He will be buried at Glenties Cemetery tomorrow afternoon.
Born near Omagh, Co Tyrone, Friel was the son of Patrick, a schoolmaster and nationalist county councillor, and Mary Christina (nee McLoone), a postmistress. Educated, like Seamus Heaney and John Hume, at St Columb's college in Derry, he spent a short and unhappy time training as a clerical student at the National Seminary at Maynooth, before going on to train as a teacher at St Joseph's in Derry and spent a decade in the 1950s as a maths teacher in various schools.
But writing beckoned - and he took leave in 1960 to concentrate on short stories, published in the New Yorker, and radio plays for the BBC.
'A Doubtful Paradise' was his first stage play, produced by the Ulster Group Theatre in late August 1960.
In 1967 , he moved his family from Derry to Muff in Co Donegal, eventually settling in Greencastle on the Inishowen peninsula, later expressing some regret that he had not stayed around for the Civil Rights Movement in Derry.
International acclaim came when Hilton Edwards's 1964 Dublin production of 'Philadelphia, Here I Come!' transferred two years later to Broadway.
'Aristocrats' (1979), 'Translations' (1980) and 'Dancing at Lughnasa' (1990) established him as a towering figure on the stage.
In 1980, he founded the Field Day Theatre company alongside actor Stephen Rea in the hope of making Derry a theatrical centre.
And in 1987 he was appointed to the Seanad by Taoiseach Charles Haughey.
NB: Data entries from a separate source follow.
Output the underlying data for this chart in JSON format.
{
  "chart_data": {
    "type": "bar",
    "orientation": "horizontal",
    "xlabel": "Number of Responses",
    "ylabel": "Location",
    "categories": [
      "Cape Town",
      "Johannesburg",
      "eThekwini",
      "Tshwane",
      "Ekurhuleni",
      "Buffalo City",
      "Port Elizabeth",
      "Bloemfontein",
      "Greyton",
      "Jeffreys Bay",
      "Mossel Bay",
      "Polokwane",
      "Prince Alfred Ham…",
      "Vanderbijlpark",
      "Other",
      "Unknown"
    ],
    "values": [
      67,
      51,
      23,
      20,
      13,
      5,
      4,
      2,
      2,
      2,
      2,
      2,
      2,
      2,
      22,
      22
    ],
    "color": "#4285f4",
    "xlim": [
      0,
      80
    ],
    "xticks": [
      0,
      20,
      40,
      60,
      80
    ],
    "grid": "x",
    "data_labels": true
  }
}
Friel accepted the honour in the hope of getting funding for the Field Day Anthology of Irish Writing.
But throughout all his achievements, the man himself remained modest and unassuming, unwilling to give interviews and preferring the private company of his family to the glaring spotlight of public life.
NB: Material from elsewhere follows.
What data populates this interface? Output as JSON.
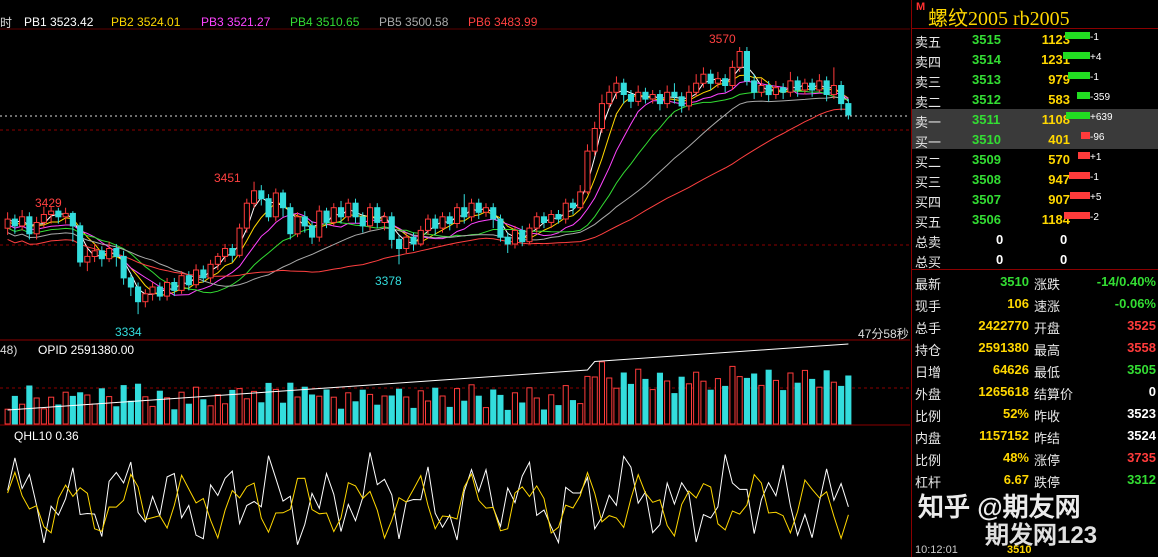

A special 25th anniversary production of 'Dancing At Lughnasa' will come to the Abbey next week as part of the Dublin Theatre Festival.
The playwright's great friend, President Michael D Higgins led an outpouring of tributes, both national and international.
"It is with great sadness that I have heard of the passing of Brian Friel who was and will be remembered as one of the giants of Irish literature, and a great Irishman," he said.
"His contribution to what one might call 'the theatre of memory' is an outstanding legacy," the President added.
Mourning for Friel was echoed in Hollywood, with Meryl Streep, who starred as Kate Mundy in the 1998 screen version of 'Dancing at Lughnasa' describing Friel's work as having "universal appeal."
"When a poet dies, we lose not just his, but the voices of all the people who passed through his life and imagination."